Mon May 21 02:32:04 UTC 2012

On Sun, May 20, 2012 at 08:55:18PM +0200, Bert Freudenberg wrote:
> 
> 
> On 20.05.2012, at 19:35, David T. Lewis wrote:
> 
> > 
> > On Sun, May 20, 2012 at 03:08:20PM +0200, Bert Freudenberg wrote:
> >> 
> >> Hilaire discovered that his newest DrGeo segfaults on the XO-1. It works fine elsewhere, including the XO-1.5, which has pretty much the same OS.
> >> 
> >> We narrowed down the problem to the XO-1 having only 256 MB of RAM and no swap space. I can reproduce the crash in a virtual Ubuntu 12 with 768 MB RAM (!) but no swap.

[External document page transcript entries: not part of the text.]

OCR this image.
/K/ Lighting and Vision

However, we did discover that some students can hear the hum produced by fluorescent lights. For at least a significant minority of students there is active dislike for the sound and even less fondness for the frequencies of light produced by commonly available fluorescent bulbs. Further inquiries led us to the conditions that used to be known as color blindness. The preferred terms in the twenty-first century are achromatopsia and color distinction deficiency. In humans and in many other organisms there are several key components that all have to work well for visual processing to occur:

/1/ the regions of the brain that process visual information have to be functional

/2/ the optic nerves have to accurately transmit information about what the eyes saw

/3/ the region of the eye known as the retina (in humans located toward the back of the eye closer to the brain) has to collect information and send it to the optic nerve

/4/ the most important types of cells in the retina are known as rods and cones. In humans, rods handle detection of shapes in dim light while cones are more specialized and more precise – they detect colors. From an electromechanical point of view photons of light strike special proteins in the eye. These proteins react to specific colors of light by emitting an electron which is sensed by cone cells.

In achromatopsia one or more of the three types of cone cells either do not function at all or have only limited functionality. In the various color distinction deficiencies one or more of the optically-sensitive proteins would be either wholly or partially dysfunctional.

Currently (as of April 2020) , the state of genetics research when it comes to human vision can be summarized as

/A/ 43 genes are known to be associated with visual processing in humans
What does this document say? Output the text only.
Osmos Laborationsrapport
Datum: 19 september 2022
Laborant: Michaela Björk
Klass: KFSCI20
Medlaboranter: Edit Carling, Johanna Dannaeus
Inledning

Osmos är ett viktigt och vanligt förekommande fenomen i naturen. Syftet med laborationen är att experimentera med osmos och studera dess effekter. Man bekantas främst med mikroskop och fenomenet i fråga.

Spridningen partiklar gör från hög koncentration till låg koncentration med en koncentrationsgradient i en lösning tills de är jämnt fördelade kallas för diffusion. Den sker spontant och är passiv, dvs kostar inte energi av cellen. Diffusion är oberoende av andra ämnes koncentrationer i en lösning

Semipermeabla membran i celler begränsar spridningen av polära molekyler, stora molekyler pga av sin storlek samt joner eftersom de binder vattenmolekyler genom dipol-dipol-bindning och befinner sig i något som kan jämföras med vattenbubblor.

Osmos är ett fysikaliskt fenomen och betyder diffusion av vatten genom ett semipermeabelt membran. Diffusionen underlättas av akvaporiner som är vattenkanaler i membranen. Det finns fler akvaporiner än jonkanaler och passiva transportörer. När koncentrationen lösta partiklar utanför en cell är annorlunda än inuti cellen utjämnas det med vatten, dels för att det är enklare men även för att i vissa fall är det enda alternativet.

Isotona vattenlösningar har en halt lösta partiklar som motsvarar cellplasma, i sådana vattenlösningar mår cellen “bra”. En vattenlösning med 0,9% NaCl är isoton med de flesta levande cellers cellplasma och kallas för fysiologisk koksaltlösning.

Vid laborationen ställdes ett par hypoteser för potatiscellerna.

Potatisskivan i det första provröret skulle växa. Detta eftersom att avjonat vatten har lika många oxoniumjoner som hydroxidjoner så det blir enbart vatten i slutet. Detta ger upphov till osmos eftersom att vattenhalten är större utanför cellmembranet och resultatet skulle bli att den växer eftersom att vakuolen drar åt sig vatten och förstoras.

Top reports:
> >> 
> >> Mem:    766204k total,   601588k used,   164616k free,    45624k buffers
> >> Swap:        0k total,        0k used,        0k free,   277024k cached
> >> 
> >> but DrGeo still crashes. Etoys runs fine using the same Squeak VM on the same system (and on XO-1). DrGeo is based on Pharo 1.4, using a closure image. Etoys still is pre-closure. 
> >> 
> > 
> > I recall some recent discussion on the Pharo list about some "strange objects"
> > that had entered the image for a period of time. It was something to do with
> > a mismatch in the number of instance variable slots. The VM crash is happening
> > in a method that is stepping through the fields of an object, so if something
> > was out of whack there it might well lead to problems.
> > 
> > The discussion started here:
> > 
> >  http://lists.gforge.inria.fr/pipermail/pharo-project/2012-May/064539.html
> > 
> > It would be worth checking if the DrGeo image might have this issue, in
> > case those objects might for some reason be interacting badly with the
> > garbage collector.
> > 
> > Dave
> 
> Interesting. However, it's strange that this would manifest only on machines with less memory - shouldn't the VM topple over at the first GC no matter what?
>

I don't see any obvious reason why the small memory would make a difference
either. I'm really just trying to think of things that might be different in
this case. The failure seems to be happening in GC code that has not changed
in recent years, but it's happening after calling a method that depends on
object header format (#lastPointerWhileForwarding:), and it is happening in
code the iterates over the fields of an object. Beyond that I'm just totally
guessing.

Dumb question - do you know if any other closure-enabled images have this
problem on small memory systems? I'd have thought someone would have noticed
by now, but maybe not.

Dave